Çevre ve Şehircilik Bakanı Fatma Güldemet Sarı, hakkında verilen gensoru önergesi ile ilgili olarak, “Gerçeklerden tamamen uzak, kime ve neye hizmet ettiği tartışılır, vatandaşları mağdur etmeye yönelik bir girişim” dedi.
Çevre ve Şehircilik Bakanı Fatma Güldemet Sarı, TBMM Genel Kurulu’nda kendisi hakkında verilen gensoru önergesi görüşmelerinde yaptığı konuşmada şehitleri minnetle anarak, kahraman asker, polis, korucu ve vatandaşlarda Allah’tan rahmet ve yakınlarına başsağlığı diledi. Sarı, gensoru ile ilgili olarak, “Gerçeklerden tamamen uzak, kime ve neye hizmet ettiği tartışılır, vatandaşları mağdur etmeye yönelik bir girişim” ifadelerini kullandı.

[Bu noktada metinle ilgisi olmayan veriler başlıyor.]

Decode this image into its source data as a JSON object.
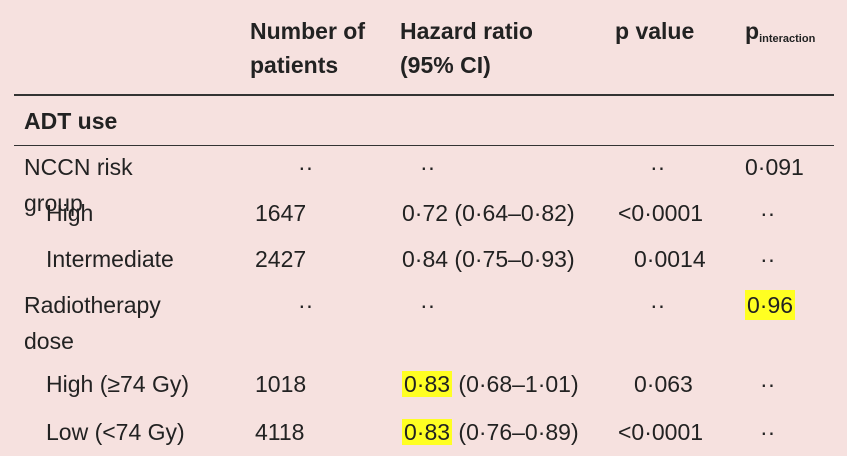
{
  "table": {
    "header": [
      "Number of patients",
      "Hazard ratio (95% CI)",
      "p value",
      {
        "p": "p",
        "sub": "interaction"
      }
    ],
    "section": "ADT use",
    "rows": [
      {
        "label": "NCCN risk group",
        "n": "··",
        "hr": "··",
        "ci": "",
        "p": "··",
        "pint": "0·091"
      },
      {
        "label": "High",
        "n": "1647",
        "hr": "0·72",
        "ci": "(0·64–0·82)",
        "p": "<0·0001",
        "pint": "··"
      },
      {
        "label": "Intermediate",
        "n": "2427",
        "hr": "0·84",
        "ci": "(0·75–0·93)",
        "p": "0·0014",
        "pint": "··"
      },
      {
        "label": "Radiotherapy dose",
        "n": "··",
        "hr": "··",
        "ci": "",
        "p": "··",
        "pint": "0·96"
      },
      {
        "label": "High (≥74 Gy)",
        "n": "1018",
        "hr": "0·83",
        "ci": "(0·68–1·01)",
        "p": "0·063",
        "pint": "··"
      },
      {
        "label": "Low (<74 Gy)",
        "n": "4118",
        "hr": "0·83",
        "ci": "(0·76–0·89)",
        "p": "<0·0001",
        "pint": "··"
      }
    ]
  }
}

Bakan Sarı, “İnşaat merkeziyiz. Türkiye’yi baştan sona inşa ediyor, imar ediyor, ihya ediyoruz. Dünyanın en uzun ve geniş köprülerini, belgesellere ve bilimsel araştırmalara konu olan tüp geçitlerini, tünellerini, her iline yaptığımız havaalanlarını, yine her ilimize inşa ettiğimiz üniversitelerimizi, çocuklarımızın daha nezih ortamlarda eğitim almaları için yaptığımız okulları, hızlı trenleri, iş merkezlerini, yaşam alanlarını, sosyal merkezleri kast ediyorsanız haklısınız. Bütün bu çalışmalarla Türkiye’yi baştan başa yeniden donatıyor, ilerimizin kendi değerlerine ve tarihsel dokularına uygun stratejik yatırımları birer birer hayata geçiriyoruz” dedi.

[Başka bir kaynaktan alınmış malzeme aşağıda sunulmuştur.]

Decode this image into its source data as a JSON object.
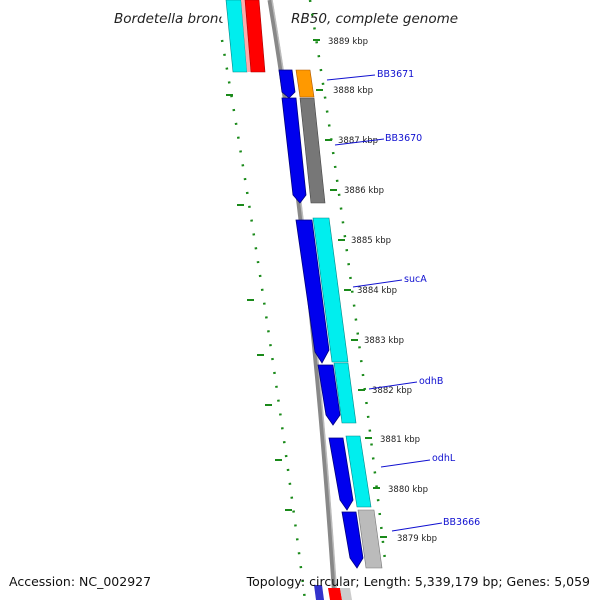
{
  "title": "Bordetella bronchiseptica RB50, complete genome",
  "footer": {
    "accession": "Accession: NC_002927",
    "topology": "Topology: circular; Length: 5,339,179 bp; Genes: 5,059"
  },
  "ticks": [
    "3889 kbp",
    "3888 kbp",
    "3887 kbp",
    "3886 kbp",
    "3885 kbp",
    "3884 kbp",
    "3883 kbp",
    "3882 kbp",
    "3881 kbp",
    "3880 kbp",
    "3879 kbp"
  ],
  "gene_labels": [
    "BB3671",
    "BB3670",
    "sucA",
    "odhB",
    "odhL",
    "BB3666"
  ],
  "colors": {
    "forward_cds": "#0000ee",
    "gene_orange": "#ff9900",
    "gene_dark_gray": "#777777",
    "gene_cyan": "#00eeee",
    "gene_light_gray": "#bbbbbb",
    "gene_red": "#ff0000",
    "ruler_tick": "#1a8a1a",
    "backbone": "#888888",
    "label_line": "#1010d0"
  }
}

Bakan Sarı, Marmaray ve Avrasya Tüneli’ni vatandaşın evine rahat gitmesi için yaptıklarını kaydederek, “Birileri ise tünellerini sokakların, evlerin altına kazıp, insanları evlerinden ediyor, gencecik fidanlarımızı bu tünellere gömüyor. Biz binaları milletimizin sağlıklı, güvenli, parkları ve bahçeleriyle ferah yapılarda oturması ve geleceğe güvenle bakması için yapıyoruz. Birileri de binaları yıkar, altına el yapımı bombalar döşer, tarumar eder ve insanımızın geleceğini karartır. Biz yolları ticaretimiz gelişsin, ülke kalkınsın diye yaparız. Birileri ise altına yerleştirdiklerini kamufle etmek için yapar. Biz kültürümüzün damgası olan varlıklarımızı korumak için milyarlarca lira harcar, restorasyonlarını en güzel şekilde yaparız. Birileri de bu toprakların manevi değerini algılayamadığı gibi, bölgedeki bütün medeniyet birikimini yakar, yıkar, tüketir. Her türlü engellemelere rağmen bölgenin imar ve ihyası için terör saldırılarında yıkılan, yakılan binaların yapılması ve bütün niteliksiz yerlerin elden geçirilmesi için çalışacağız” ifadelerini kullandı.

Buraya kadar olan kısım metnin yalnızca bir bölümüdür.